“Now is the judgement of this world; now the ruler of this world will be driven out.” (John 12:31)
Christians are generally accustomed to speaking of the cross as the place and time where God enacted judgement on the world. But what does this actually mean, and what are its implications?
Usually, the cross as the place of judgement is understood to mean the physical location where God poured out his wrath upon Jesus. Here, wrath is understood as the punishment for our sin which God, in his justice, is obliged to mete out: namely death. And Jesus, the sinless Lamb of God, gamely hangs on the cross in our place and bears the brunt of God’s implacable justice so that we, in spite of our sin, can escape punishment.
And the cross as the time of judgement is understood as the point in history when God sovereignly intervened in human affairs to solve humanity’s sin problem as described above.
So there we have it: time and place come together at the cross as Jesus bears God’s punishment for our sin. This, then, is the judgement of the cross: a resounding verdict of “Guilty!” pronounced upon the human race by God, accompanied by an unappealable death sentence. The twist is that Christ comes in as an innocent victim to serve the sentence in our place.

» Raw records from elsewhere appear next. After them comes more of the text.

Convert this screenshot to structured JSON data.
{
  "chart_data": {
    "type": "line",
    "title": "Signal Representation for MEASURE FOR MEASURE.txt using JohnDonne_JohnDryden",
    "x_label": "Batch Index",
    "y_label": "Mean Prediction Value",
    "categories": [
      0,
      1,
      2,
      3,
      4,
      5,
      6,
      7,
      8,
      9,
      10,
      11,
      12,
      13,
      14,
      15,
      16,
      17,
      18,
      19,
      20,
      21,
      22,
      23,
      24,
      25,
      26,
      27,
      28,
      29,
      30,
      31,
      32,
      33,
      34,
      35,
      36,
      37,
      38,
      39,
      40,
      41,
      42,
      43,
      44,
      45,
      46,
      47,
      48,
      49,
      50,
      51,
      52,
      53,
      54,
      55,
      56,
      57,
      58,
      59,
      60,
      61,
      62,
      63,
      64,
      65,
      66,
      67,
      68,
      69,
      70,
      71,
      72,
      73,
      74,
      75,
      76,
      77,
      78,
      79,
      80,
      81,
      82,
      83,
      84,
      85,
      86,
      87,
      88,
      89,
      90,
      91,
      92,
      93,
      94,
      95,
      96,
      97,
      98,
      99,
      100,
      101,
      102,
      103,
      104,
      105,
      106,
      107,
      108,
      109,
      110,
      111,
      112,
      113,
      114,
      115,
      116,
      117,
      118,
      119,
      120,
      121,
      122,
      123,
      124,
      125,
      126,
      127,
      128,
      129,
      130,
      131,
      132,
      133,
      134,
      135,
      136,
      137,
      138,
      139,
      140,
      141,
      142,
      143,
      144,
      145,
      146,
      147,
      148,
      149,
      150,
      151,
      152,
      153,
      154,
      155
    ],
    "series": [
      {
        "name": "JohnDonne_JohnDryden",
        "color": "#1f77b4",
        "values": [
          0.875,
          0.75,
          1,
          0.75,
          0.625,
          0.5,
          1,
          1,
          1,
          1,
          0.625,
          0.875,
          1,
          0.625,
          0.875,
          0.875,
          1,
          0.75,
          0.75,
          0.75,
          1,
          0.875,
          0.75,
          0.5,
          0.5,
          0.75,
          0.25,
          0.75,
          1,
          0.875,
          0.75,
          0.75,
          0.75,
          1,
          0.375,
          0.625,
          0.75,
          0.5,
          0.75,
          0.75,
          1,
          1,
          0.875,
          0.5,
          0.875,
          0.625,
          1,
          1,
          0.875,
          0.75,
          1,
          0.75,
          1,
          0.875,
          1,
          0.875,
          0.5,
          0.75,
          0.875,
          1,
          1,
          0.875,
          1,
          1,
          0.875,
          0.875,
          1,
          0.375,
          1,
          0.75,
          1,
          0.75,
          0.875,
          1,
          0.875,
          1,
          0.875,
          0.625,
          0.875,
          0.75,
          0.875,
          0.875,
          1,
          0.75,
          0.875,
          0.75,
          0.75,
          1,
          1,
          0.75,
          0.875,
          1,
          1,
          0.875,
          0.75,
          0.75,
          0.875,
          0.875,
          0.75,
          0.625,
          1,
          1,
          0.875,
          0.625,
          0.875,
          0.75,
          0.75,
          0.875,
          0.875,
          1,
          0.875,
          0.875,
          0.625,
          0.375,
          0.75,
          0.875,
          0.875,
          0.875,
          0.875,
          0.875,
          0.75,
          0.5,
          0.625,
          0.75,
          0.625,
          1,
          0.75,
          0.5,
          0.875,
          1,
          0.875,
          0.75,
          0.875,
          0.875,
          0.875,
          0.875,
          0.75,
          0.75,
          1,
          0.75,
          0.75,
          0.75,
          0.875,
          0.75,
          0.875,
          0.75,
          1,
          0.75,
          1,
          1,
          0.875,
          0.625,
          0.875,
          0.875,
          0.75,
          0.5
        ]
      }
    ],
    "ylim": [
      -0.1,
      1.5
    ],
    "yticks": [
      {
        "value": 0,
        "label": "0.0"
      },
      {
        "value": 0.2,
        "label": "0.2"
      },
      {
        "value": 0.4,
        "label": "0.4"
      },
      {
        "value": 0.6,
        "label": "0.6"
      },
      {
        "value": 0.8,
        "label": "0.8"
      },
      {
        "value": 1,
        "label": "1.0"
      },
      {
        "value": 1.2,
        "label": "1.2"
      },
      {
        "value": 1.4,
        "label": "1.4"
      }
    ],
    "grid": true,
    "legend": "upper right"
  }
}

This is what I believed without a second thought for most of my Christian life. Until I began, through a process of reading and thinking, to see some gaping holes in it:
Hole number 1: In this view, God is not free to simply forgive sin; he is beholden to a higher principle of justice that must be obeyed. This is a major philosophical and theological problem, because if God is God, there clearly cannot be any higher principle than himself by which he is bound.
Hole number 2: Following on from hole number 1, since God is bound by a higher principle of justice that must be satisfied, the only way he can forgive us is through some kind of transaction. His end of the transaction is that someone has to die, since the wages of sin is death. Jesus agrees to be that someone, so God can now forgive us because his perfect son has died in our place, thus balancing the scales of justice. The problem here is that this is supposedly the same God who elsewhere in scripture instructs us to freely forgive others, even as we have been forgiven. So God requires a different standard of his children – free forgiveness – than he himself is prepared to meet. Hmm.